3. Create an issue with a task and assign it to someone (probably yourself)

Go to the repo's GitHub webpage, select the "Issues" tab and select the "New Issue" button. Write the task to be done as the issue title, and maybe a longer description. On the sections to the right, assign the issue to the person responsible (probably yourself) and select the project it belongs to. Fianlly, select the "Submit new issue" button.

4. Work on the repo with Git and GitHub

Work on the assigned task as normal, using typical GitHub commands, commiting and pushing your work regularly. You can comment observations and other things in the issue webpage that was created, to document the work being done on said issue.

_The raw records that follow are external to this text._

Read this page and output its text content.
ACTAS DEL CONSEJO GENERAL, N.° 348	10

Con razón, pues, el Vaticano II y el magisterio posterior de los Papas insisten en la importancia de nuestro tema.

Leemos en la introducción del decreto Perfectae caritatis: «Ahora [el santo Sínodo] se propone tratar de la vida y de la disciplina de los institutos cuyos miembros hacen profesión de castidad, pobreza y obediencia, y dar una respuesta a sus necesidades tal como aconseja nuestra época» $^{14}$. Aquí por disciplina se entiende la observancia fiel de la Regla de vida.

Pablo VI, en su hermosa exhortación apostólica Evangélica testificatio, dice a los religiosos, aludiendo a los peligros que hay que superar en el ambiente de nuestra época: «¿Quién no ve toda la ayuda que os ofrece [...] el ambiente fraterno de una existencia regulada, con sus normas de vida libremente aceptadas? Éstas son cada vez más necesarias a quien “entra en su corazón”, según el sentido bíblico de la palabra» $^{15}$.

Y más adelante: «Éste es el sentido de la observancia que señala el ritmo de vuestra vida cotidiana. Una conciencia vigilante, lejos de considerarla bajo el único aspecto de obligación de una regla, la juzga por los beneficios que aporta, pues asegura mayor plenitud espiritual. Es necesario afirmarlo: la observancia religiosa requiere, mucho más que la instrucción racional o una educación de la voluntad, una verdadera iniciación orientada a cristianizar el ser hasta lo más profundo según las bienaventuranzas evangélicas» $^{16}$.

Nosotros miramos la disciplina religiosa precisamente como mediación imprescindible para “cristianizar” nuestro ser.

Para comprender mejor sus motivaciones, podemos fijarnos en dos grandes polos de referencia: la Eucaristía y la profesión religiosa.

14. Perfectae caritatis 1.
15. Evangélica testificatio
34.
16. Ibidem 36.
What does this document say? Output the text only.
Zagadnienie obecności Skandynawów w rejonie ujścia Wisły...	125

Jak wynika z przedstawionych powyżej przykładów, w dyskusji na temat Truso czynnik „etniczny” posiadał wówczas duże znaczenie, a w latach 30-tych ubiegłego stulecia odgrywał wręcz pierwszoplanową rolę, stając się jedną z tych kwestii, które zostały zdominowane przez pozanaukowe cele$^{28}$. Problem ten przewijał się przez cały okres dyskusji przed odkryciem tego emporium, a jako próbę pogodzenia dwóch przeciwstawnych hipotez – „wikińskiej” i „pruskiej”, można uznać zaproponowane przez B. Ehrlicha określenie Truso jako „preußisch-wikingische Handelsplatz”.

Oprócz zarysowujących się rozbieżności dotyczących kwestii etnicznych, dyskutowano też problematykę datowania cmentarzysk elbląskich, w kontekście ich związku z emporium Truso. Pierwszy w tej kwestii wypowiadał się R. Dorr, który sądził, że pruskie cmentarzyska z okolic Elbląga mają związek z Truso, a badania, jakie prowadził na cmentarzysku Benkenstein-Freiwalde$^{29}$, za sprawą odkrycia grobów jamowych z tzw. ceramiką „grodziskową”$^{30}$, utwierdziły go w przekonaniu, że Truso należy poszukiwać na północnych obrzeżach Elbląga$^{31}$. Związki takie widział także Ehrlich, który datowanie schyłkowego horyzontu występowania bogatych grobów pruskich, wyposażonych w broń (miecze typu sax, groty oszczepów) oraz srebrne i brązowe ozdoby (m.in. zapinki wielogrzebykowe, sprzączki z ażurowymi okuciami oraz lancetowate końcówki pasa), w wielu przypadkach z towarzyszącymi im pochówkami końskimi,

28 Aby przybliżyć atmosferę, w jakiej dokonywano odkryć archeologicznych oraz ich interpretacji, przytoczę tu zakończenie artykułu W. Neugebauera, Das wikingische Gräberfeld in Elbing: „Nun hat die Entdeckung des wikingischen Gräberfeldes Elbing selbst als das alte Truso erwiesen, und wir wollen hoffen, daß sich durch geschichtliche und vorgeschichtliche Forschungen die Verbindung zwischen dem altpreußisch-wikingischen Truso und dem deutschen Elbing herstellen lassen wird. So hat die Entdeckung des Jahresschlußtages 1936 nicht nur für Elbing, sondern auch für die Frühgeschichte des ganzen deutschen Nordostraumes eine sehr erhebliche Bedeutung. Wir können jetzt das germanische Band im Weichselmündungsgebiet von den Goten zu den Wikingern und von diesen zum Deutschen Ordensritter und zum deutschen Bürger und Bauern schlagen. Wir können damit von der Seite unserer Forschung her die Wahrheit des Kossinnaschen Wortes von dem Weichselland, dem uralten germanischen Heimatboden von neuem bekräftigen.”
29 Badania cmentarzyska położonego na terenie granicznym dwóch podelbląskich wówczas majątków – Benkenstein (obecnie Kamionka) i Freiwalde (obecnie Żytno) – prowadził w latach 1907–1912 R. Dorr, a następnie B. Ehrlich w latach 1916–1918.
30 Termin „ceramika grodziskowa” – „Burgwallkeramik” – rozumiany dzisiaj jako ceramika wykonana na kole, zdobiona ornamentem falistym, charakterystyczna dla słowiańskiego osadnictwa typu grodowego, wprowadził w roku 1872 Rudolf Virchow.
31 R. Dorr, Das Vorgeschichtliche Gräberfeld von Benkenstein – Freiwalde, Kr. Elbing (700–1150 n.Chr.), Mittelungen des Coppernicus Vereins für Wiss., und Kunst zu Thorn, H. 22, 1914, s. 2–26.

Issue comments are very useful. For example, you can @ tag another GitHub user for help (i.e. "This looks like something you did sometime ago @pzuritas") and they will be notified.

5. When a task is completed, close the issue

Go to the "Issues" tab of your repo once again and select the issue corresponding to the completed task. Write an optional descriptive comment and select "Close issue". In the comment, you can optionally reference a commit by copying and pasting the commit's hash (its long code, something like 62efbb0f064d8645ffe86740edb8c5dde599f7d9).

You can also close an issue through a commit. If you want to commit something that closes an issue (completes a task), you can write Closes [tag] in the commit message to automatically close the issue when the commit is pushed, where [tag] is the issue's tag. For example, "Added a new feature. Closes #3" as a commit message will close issue #3.

6. Repeat 3-4-5 until paper is completed

With this workflow, the repo stands as a nice snapshot of work done until now, with the commit history recording steady progress. Additionally, issues allow one to keep track of different tasks, and maybe work on many at a time without losing track of them.

🤝 Some typical conventions and good practices

  • Use English whenever possible as a universal language.
  • Commit messages should be descriptive, not just "Made some changes". Specify what changes you made.
  • Try to have a high commit frequency, but not too high. Changing a variable's name is probably not enough for a commit, but changing the naming scheme for your variables probably is. Keep in mind that commits are the snapshots, and if you lump too much work onto one commit, it might become difficult to see all the changes you made there.
  • Issue titles should be short, use the description and comment section for a longer discussion.
  • Name repos and folders with kebab-case (e.g. this-is-a-folder) and files with snake_case (e.g. this-is-a-folder/this_is_a_file.py).
  • Write code following style rules. A complete guide for Python can be seen here.
  • Always write README files, remember they guide users that didn't work on the project.
  • General good practices for scientific computing can be seen here.

Personal comment: I like to start my commit messages with emoji when I can as an added tag (known as Gitmoji). Here's a guide to doing so usefully.

📝 Collaborating with GitHub

You can use Git and GitHub with basically just four or five commands: clone, commit, add, push and maybe pull. However it has a ton more to offer which makes work easier. In particular, branches can be used for collaboration between two or more people.

🔀 Branches

Branches are independent timelines of commits in a repo. Say two people are working on the same repo, but on different features of code. They can create a branch for each feature, work on it, and then merge the branch onto the main branch. The process of merging allows collaborators to check for possible conflicts between their respective work, and resolve them before updating the repository. After merging, all commits in the branch are recorded in the main branch.

🔎 Pull requests

When collaborating, you often want people to review your work. This can be done via pull requests. When working on your own branch, when you feel it is ready to be merged onto the main brach, you can open a pull request and asign reviewers. A pull request is a request for your branch to be merged onto the main branch (or pulled into it, hence the name). A pull request opens a special page for reviewing and commenting your work. When the reviewers approve of your work (maybe after a few more commits and discussion), you can close the pull request and merge onto the main branch.